Catholic bishops in Eire may be planning ‘priestless parishes’

The Catholic bishops are drawing up radical new plans for parishes to hold Sunday services led by laypeople as more-and-more communities are set to be left without a priest for the first time. The problem will also become acute as larger parishes used to having several priests are being left with only one priest to serve several churches.

As the number of priests continues to decline and faced with an increasingly older age profile, Church leaders are being forced to take radical action that just a few years ago would have seemed unthinkable.

Sources have confirmed to The Irish Catholic that the matter is to be discussed at a meeting of the hierarchy in Maynooth in October. A ‘discussion document’ will be circulated to senior Church leaders in coming weeks which will set our plans for what parishioners can do when there is no priest to say Mass. Laypeople will be expected to take a lead role. However, married deacons, eight of whom have already been ordained, will also co-ordinate liturgies in the absence of a priest.

It comes as it has emerged that Archbishop of Dublin Dr Diarmuid Martin did not give his permission for a nun to lead a communion service in a Co. Wicklow parish at the weekend.

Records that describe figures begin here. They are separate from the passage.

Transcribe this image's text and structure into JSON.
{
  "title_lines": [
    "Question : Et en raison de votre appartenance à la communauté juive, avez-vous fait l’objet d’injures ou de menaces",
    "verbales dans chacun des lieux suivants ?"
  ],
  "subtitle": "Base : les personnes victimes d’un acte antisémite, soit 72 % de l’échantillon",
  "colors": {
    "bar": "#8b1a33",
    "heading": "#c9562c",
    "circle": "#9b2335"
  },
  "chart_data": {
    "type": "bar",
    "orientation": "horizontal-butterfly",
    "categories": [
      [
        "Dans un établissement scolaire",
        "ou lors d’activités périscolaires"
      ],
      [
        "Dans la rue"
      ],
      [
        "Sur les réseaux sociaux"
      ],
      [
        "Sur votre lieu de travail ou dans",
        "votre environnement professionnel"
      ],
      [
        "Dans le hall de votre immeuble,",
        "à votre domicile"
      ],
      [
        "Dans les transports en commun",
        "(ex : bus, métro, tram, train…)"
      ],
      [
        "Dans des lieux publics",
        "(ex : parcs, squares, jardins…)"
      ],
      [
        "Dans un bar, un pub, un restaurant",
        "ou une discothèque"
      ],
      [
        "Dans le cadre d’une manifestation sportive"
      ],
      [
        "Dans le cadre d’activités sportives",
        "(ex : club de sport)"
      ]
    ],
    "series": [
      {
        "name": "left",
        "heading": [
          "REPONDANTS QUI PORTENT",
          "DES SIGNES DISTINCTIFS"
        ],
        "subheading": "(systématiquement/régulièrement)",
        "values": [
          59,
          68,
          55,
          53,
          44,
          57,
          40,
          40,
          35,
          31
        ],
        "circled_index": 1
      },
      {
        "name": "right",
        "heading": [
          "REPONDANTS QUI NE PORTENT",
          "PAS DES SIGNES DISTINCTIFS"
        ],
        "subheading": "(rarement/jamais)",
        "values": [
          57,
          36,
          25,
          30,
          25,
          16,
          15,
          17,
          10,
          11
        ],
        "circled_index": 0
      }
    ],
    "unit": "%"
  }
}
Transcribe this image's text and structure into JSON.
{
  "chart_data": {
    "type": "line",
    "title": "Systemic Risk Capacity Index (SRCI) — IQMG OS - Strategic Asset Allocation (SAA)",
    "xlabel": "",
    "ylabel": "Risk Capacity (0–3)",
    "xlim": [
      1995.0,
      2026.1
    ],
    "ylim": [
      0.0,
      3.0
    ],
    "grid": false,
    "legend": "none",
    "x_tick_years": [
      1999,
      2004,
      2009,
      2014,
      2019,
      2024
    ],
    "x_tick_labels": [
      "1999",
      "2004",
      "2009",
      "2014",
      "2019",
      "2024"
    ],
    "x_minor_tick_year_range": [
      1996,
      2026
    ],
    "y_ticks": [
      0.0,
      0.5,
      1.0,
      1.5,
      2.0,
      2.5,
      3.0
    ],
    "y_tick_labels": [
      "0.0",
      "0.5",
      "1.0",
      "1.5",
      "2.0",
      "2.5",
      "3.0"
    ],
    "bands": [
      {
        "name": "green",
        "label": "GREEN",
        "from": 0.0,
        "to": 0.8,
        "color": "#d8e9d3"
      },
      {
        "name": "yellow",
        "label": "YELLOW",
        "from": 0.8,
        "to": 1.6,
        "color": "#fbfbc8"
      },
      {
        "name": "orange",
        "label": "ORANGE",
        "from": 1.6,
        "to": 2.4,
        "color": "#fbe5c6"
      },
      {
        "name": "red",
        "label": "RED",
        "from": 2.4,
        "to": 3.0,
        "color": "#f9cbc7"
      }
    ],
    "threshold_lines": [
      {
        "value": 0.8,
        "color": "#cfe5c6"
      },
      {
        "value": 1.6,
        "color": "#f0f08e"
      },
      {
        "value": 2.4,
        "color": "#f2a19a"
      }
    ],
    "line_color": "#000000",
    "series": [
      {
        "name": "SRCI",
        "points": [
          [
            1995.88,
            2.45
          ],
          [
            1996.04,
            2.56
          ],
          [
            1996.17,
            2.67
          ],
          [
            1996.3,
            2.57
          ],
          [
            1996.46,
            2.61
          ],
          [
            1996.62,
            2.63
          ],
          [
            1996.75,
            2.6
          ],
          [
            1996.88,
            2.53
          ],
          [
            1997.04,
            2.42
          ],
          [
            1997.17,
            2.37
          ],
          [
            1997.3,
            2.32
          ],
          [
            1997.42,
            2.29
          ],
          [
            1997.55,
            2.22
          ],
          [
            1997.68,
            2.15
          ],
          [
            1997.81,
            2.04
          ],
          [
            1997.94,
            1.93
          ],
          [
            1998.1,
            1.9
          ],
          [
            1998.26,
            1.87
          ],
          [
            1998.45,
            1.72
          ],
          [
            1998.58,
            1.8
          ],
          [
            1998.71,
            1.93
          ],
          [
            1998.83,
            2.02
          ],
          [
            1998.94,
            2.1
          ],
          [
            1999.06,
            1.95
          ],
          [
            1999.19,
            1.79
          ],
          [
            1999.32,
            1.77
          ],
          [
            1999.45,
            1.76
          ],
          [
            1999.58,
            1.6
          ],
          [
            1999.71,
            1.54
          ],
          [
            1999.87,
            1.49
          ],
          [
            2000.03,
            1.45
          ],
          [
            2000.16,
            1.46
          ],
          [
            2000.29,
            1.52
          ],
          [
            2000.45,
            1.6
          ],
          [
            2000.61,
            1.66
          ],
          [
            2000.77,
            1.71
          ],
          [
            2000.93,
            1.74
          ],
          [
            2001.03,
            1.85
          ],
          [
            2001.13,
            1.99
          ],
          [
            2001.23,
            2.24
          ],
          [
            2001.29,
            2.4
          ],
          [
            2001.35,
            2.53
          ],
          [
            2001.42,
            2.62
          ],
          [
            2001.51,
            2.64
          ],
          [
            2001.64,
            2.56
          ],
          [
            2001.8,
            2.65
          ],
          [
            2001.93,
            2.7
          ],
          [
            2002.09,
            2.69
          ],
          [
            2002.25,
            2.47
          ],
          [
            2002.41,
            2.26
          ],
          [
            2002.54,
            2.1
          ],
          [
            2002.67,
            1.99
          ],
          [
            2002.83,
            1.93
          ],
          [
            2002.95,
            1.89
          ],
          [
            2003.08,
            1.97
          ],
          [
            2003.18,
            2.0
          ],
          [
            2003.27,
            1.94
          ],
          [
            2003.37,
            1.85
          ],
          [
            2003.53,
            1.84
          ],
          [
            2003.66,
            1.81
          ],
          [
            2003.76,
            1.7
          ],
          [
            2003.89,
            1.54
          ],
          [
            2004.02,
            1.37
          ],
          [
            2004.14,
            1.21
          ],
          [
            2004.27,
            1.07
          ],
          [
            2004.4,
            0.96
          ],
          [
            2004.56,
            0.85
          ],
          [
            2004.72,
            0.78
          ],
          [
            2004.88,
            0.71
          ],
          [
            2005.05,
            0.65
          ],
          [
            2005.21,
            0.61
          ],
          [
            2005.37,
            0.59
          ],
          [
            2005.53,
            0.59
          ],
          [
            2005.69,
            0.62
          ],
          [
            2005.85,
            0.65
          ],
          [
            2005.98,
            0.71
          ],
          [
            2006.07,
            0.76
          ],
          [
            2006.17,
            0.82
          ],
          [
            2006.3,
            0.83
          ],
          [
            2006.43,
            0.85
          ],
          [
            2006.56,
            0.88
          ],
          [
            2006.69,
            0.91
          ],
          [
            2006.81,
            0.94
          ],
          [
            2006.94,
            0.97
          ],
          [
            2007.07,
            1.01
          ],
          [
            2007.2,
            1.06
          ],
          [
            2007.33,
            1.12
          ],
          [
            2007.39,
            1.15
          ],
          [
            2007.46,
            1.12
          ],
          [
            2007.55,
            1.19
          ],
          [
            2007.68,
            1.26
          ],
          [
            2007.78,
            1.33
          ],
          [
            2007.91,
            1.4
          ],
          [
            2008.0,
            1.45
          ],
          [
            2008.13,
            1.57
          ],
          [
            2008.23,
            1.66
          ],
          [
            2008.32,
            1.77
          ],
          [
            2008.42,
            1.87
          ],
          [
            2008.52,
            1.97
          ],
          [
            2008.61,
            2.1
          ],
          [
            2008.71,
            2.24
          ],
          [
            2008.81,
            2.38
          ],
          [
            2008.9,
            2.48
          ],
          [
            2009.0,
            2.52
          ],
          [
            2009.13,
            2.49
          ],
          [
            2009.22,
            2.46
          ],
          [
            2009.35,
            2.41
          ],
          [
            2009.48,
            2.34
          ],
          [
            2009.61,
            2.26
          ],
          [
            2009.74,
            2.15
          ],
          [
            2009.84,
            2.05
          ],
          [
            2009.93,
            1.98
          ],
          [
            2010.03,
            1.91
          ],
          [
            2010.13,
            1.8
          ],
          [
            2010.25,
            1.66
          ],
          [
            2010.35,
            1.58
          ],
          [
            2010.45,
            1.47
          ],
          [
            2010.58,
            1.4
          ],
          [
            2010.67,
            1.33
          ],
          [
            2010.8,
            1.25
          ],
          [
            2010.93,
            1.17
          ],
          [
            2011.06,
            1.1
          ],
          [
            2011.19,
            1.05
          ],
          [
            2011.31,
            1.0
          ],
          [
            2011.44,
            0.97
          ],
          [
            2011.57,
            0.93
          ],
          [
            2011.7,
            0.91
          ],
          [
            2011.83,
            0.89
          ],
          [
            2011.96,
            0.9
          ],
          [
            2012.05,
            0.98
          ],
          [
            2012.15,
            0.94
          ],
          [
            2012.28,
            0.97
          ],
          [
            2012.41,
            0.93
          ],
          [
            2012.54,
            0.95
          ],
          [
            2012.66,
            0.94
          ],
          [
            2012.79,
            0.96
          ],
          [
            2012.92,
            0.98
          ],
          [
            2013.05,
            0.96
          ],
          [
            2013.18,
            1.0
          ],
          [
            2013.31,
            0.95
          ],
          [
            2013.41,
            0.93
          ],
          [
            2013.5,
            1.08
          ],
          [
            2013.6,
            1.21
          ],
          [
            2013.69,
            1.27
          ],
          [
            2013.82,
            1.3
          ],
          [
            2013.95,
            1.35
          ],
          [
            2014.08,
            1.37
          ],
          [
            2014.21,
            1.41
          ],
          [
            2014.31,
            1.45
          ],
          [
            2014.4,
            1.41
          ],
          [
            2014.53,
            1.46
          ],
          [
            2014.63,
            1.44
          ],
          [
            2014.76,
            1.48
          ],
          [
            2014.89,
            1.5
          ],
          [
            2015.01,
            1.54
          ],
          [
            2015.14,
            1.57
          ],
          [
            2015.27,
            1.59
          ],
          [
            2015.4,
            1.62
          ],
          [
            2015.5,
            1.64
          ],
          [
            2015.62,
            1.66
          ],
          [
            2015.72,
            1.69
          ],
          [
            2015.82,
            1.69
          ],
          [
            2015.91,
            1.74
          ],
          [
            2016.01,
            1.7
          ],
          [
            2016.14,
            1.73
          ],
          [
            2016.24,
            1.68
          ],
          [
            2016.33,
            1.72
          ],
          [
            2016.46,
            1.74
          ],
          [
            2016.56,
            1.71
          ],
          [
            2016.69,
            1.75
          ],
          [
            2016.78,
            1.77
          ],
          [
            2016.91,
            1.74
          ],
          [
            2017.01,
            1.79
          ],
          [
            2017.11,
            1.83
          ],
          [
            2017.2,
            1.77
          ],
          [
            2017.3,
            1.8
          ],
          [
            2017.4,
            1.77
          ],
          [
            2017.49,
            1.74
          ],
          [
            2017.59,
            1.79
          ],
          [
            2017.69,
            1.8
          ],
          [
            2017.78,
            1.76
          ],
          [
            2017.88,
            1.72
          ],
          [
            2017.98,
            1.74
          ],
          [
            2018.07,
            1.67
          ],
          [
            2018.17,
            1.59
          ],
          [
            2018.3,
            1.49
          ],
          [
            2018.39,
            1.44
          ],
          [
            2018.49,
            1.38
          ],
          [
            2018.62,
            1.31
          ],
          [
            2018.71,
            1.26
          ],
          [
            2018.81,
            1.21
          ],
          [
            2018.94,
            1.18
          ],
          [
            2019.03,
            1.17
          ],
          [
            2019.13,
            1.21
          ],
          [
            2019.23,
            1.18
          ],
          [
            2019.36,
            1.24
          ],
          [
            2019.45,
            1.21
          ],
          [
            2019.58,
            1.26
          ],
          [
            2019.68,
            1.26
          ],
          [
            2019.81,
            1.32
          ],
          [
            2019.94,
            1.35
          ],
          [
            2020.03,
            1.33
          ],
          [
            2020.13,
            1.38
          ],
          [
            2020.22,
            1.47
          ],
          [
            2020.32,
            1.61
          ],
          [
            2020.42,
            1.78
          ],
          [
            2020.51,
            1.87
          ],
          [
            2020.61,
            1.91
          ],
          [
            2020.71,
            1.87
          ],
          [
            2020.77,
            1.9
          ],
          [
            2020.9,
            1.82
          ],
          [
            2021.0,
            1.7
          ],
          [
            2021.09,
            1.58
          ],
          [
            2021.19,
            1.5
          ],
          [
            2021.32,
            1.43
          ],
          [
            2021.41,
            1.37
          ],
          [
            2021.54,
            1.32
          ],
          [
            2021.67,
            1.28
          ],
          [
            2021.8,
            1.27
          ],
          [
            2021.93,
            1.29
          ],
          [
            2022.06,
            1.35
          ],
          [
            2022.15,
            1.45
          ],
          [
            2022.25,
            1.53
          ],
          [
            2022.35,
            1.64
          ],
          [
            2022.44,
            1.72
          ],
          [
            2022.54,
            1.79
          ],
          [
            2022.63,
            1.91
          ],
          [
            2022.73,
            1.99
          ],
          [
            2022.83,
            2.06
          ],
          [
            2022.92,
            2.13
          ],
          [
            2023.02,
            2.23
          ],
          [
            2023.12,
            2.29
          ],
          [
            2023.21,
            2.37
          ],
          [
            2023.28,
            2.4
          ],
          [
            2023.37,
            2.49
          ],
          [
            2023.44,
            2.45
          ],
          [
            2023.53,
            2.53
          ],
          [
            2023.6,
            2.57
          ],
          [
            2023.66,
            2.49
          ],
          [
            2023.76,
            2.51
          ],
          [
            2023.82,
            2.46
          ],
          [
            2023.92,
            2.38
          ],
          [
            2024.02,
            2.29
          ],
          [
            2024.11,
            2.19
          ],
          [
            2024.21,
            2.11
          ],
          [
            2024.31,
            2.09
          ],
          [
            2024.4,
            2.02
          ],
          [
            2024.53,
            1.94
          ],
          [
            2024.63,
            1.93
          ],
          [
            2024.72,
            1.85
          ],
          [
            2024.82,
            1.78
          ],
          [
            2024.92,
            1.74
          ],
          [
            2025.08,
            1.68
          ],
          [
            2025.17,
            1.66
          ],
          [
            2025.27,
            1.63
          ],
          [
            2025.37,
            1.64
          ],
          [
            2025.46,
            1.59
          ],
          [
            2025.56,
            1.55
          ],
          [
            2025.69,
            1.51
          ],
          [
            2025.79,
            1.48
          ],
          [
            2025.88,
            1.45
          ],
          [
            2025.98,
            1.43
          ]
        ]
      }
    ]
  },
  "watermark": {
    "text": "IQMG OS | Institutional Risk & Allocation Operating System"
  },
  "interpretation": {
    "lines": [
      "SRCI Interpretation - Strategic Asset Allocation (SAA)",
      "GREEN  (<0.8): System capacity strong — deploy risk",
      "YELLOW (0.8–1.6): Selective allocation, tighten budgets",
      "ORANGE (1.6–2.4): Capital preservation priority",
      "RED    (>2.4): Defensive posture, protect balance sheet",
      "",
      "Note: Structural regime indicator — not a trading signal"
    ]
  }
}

According to listeners to Liveline on RTÉ Radio One, parishioners turned up as usual for Sunday evening Mass in Blessington. However, when no priest turned up, a religious sister who was present led a liturgy, preached a homily and distributed Holy Communion to those present.

A spokeswoman for Archbishop Martin told The Irish Catholic the liturgy in Blessington was “unprecedented” and described it as a “one off event”.

She confirmed that, for Sunday celebrations to take place in the absence of a priest, the explicit permission of the archbishop ought to have been sought.

Such services are commonplace in parts of continental Europe where the vocations crisis has left many parishes without priests. However, Church leaders in Ireland have been reluctant to resort to the plan seeing it as a last resort.

It is understood the bishops are keen that the term ‘communion service’ is not used to avoid confusion among parishioners who may think they are attending Mass.

It will also be made clear that such services should only happen in exceptional circumstances where there is no possibility of getting a priest. While the hierarchy will make provision for services with Communion on a Sunday, it is understood that weekday celebrations with the distribution of Holy Communion will not be sanctioned. Instead, parishioners will be trained to lead services with readings from the scriptures.

Church leaders are increasingly faced with the dilemma of what to do when there is no priest to celebrate Mass. The average age of priests in Irish parishes is 64 and as scores of priests retire each year just a handful of newly-ordained men are available to take their place. It’s a far cry from the 1960s and 1970s when a newly-ordained Irish priest would have to spend the first few years of his priesthood abroad, having no hope of securing a scarce vacancy at home.

The Irish bishops would have to apply to the Vatican for the plans to be approved, something that the Holy See has already done for several other countries including France, Belgium, the United States and Australia.